Thanks for the PR. The tactic is now at least 6x faster than my original implementation, and I can definitely feel the difference on the VS Code LSP server side.

> If you leave off either mmb or mmu you get just the cost of compiling the file and running the tactics without any export, so that is going to reflect more of your code.

This answers my question. Therefore, I will use "mm0-rs compile tauto.mm1" to extrapolate the time that the tactics spend for computing proofs. This will be useful for upcoming attempts.

> MM0 generally produces better (shorter) proofs if you don't use its conversion facility. You also won't be able to translate these proofs easily to metamath; it's more straightforward if you only use unfolding in helper lemmas and have straight theorem applications in tactic-generated proofs.
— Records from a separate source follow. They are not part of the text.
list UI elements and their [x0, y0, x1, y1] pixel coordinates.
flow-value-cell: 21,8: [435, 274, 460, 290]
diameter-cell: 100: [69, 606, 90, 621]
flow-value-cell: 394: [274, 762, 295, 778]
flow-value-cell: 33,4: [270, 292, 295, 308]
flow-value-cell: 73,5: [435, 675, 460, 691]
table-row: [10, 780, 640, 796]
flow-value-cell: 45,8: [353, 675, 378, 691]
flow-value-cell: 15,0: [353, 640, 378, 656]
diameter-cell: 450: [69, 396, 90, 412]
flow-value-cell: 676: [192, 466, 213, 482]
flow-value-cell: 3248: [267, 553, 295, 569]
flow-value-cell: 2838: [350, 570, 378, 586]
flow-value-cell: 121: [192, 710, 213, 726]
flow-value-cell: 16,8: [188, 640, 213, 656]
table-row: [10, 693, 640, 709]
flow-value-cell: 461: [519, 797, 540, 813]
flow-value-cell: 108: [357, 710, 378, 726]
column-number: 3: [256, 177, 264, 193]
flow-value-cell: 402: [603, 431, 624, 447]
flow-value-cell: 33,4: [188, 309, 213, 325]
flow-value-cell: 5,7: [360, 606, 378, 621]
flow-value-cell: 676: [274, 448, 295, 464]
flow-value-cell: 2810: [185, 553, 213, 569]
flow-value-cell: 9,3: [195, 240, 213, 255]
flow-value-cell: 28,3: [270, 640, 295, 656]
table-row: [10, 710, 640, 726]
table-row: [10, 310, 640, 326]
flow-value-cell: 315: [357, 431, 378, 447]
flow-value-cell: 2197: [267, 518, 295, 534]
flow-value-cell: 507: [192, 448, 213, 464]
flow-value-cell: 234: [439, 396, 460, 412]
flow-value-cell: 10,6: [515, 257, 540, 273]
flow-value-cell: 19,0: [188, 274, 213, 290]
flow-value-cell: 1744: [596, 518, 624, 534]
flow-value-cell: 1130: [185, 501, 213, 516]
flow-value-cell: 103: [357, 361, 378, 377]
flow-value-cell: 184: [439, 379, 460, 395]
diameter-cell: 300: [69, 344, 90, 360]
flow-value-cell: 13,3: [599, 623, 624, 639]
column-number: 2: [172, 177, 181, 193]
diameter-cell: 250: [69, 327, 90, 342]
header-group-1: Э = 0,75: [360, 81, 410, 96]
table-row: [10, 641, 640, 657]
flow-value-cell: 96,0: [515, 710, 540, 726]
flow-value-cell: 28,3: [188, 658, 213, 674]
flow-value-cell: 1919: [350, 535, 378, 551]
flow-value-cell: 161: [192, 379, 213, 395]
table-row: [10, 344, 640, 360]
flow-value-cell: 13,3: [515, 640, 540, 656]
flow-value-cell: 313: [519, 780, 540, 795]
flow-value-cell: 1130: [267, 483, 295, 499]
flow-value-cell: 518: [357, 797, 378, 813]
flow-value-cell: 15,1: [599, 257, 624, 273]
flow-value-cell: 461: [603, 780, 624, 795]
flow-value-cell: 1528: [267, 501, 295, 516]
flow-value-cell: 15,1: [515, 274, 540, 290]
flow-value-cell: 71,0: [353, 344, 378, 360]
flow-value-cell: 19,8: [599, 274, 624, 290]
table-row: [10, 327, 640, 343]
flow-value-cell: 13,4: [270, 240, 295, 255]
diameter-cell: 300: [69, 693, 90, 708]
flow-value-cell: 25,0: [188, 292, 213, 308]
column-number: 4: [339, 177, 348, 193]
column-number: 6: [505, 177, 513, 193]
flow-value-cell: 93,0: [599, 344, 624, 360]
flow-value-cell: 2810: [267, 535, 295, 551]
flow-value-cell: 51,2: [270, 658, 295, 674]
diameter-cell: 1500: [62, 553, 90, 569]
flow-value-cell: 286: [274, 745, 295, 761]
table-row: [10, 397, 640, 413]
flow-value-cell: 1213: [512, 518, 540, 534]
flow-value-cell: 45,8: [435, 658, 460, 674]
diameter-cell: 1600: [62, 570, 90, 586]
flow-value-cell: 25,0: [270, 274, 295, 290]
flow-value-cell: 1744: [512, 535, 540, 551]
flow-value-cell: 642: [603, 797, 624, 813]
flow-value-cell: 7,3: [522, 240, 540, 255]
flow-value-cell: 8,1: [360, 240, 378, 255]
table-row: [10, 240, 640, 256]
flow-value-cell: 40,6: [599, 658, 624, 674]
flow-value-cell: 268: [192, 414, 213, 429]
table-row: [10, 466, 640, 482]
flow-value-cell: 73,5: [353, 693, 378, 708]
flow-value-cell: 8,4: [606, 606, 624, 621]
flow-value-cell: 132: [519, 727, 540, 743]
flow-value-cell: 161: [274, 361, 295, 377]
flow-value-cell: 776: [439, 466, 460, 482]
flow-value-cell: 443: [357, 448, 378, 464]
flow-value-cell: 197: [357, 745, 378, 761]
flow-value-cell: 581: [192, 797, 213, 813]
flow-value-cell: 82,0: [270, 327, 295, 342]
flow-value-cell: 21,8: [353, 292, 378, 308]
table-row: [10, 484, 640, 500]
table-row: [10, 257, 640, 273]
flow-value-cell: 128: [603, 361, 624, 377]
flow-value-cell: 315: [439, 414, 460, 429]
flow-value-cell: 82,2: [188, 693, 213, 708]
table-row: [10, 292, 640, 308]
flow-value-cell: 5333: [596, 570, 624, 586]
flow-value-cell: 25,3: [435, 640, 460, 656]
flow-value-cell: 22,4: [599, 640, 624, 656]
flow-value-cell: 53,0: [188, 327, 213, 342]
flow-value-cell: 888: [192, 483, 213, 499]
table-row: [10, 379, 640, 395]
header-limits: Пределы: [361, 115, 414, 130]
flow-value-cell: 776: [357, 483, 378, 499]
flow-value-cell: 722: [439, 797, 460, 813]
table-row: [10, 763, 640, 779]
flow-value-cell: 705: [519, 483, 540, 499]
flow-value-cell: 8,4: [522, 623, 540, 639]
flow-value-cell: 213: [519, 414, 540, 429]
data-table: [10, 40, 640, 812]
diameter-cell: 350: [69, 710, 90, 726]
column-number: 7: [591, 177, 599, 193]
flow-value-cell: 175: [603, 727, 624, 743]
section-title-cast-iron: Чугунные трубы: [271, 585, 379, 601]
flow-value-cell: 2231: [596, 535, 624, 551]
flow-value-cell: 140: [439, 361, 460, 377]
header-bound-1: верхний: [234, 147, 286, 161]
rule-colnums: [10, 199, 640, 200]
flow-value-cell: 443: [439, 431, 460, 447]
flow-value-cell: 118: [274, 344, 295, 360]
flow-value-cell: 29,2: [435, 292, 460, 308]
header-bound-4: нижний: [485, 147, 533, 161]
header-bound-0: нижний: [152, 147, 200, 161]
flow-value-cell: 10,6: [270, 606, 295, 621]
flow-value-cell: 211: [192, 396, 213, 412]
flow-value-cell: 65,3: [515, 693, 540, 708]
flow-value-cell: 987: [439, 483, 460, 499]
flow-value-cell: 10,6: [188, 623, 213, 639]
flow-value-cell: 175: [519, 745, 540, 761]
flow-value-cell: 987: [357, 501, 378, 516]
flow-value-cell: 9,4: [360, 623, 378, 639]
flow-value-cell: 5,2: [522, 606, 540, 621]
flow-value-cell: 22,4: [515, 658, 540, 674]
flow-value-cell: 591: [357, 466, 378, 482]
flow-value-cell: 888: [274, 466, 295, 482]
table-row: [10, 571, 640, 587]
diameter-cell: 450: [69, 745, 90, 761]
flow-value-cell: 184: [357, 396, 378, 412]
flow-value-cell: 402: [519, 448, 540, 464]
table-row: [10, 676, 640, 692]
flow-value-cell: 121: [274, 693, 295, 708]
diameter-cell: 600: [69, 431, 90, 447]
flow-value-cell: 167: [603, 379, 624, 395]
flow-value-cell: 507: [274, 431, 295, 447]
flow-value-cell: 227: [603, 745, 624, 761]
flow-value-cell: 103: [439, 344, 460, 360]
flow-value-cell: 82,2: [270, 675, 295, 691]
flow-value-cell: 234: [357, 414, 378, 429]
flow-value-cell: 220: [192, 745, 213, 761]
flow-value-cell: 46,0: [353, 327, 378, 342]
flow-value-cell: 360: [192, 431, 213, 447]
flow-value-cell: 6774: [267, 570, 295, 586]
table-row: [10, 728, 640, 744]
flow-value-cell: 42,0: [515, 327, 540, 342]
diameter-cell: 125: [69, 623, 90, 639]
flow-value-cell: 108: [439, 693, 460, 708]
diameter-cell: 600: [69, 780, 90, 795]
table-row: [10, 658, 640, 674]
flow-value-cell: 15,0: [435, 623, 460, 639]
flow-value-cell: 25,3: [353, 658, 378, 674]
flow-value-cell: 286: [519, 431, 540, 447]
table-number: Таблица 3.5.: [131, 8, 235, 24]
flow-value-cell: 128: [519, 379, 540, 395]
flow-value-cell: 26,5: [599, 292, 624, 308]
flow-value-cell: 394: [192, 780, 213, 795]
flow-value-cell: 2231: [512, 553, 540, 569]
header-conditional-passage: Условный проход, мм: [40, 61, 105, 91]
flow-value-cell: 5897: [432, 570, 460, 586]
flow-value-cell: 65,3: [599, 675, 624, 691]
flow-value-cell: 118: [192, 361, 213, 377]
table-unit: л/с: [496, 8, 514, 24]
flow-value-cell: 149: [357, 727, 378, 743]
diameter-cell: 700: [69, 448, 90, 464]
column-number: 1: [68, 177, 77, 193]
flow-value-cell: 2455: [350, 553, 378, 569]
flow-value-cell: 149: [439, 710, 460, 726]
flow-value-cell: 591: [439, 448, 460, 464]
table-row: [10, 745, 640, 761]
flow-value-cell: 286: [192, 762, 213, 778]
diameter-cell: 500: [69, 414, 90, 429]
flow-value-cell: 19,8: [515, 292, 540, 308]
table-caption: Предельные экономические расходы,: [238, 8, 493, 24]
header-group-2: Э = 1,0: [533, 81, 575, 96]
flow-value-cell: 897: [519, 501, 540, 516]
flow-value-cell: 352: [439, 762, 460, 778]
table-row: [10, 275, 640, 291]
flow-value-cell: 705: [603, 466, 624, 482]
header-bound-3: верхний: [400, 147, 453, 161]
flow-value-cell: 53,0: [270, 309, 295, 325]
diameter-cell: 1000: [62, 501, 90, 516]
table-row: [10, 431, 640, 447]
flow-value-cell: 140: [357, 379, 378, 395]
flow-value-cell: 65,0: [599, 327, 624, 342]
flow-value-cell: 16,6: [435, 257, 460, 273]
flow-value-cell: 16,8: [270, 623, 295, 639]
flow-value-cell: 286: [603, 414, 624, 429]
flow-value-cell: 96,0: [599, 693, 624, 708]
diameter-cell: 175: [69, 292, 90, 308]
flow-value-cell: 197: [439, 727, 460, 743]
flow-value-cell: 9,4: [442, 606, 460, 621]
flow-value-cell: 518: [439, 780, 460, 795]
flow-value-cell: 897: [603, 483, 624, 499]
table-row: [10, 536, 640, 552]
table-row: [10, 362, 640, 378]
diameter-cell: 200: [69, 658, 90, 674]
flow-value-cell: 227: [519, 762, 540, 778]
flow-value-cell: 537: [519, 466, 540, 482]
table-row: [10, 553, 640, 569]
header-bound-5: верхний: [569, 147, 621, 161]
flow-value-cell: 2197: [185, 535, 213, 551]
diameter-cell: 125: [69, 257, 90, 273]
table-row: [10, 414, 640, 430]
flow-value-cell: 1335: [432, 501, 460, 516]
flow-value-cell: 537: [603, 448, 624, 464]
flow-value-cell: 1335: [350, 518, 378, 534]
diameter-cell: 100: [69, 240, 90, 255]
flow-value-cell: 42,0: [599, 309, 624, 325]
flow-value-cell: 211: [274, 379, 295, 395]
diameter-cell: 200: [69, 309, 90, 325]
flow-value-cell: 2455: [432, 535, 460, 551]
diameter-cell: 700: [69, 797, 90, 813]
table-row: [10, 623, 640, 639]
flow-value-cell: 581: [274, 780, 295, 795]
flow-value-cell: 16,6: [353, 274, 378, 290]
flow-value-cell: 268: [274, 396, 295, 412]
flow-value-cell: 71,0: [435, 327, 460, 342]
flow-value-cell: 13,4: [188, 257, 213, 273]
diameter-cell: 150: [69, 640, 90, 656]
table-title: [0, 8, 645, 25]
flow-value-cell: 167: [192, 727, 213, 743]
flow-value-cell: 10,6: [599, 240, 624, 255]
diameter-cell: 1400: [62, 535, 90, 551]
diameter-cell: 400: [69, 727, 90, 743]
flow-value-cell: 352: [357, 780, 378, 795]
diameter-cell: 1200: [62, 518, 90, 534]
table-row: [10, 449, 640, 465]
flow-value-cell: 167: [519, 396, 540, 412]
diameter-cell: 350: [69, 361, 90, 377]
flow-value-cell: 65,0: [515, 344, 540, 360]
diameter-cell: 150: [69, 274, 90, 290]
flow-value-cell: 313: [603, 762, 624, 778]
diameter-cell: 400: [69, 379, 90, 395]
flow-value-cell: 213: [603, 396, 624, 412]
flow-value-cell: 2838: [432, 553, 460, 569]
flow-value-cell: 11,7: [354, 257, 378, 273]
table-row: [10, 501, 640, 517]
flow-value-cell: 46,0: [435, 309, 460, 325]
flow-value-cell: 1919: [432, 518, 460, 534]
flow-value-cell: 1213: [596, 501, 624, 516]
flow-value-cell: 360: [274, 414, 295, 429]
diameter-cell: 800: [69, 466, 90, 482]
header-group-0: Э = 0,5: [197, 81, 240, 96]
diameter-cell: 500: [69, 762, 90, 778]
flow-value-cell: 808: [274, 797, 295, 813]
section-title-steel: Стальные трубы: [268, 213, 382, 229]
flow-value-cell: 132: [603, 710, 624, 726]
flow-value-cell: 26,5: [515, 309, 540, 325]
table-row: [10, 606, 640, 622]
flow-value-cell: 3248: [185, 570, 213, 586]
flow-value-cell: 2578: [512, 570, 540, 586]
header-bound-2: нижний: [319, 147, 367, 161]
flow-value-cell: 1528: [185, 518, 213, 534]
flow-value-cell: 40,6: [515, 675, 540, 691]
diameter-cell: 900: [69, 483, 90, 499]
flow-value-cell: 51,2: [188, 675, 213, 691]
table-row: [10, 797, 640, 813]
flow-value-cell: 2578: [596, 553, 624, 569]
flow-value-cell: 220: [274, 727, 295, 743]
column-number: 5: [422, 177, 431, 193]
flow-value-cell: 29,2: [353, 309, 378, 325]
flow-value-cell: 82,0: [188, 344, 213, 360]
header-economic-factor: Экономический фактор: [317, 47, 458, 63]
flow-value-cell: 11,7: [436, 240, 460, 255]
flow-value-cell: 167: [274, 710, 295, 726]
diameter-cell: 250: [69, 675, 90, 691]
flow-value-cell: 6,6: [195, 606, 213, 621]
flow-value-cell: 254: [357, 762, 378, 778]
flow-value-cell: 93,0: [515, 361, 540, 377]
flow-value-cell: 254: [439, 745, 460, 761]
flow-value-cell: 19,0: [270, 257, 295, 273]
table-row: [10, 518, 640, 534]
Looking at your code, I noticed that tauto_nhad is introduced as a standalone lemma even if its proof is just idi + unfolding. So, it seems that one should delegate definitional unfolding to already proved theorems as much as possible, even when refine could figure it out on its own. I was wondering initially what was the better performance trade-off between using conversion proofs and attempting more match clauses.

> You can use MM1 to automatically generate conversion proofs if you just assert the type inside `refine`, like so:

This would have been quite useful for my original implementation, since it took me a while to understand the syntax of conversion proofs. I initially looked at peano.mm1 as reference, but :conv appears only twice there and the unfolding seemed to be obscure. I ended up finding an explicit example by accident in an MMU file in the examples.

> You have several occurrences of e.g. "(fn (refine t) (conclusion refine t))", this can be reduced to just "conclusion".

You're right. I initially thought that binding a new refine was required to make the next tactic capture the goal at the current location, but the placement of the tactic inside the proof already gives that information, so calling it directly is enough.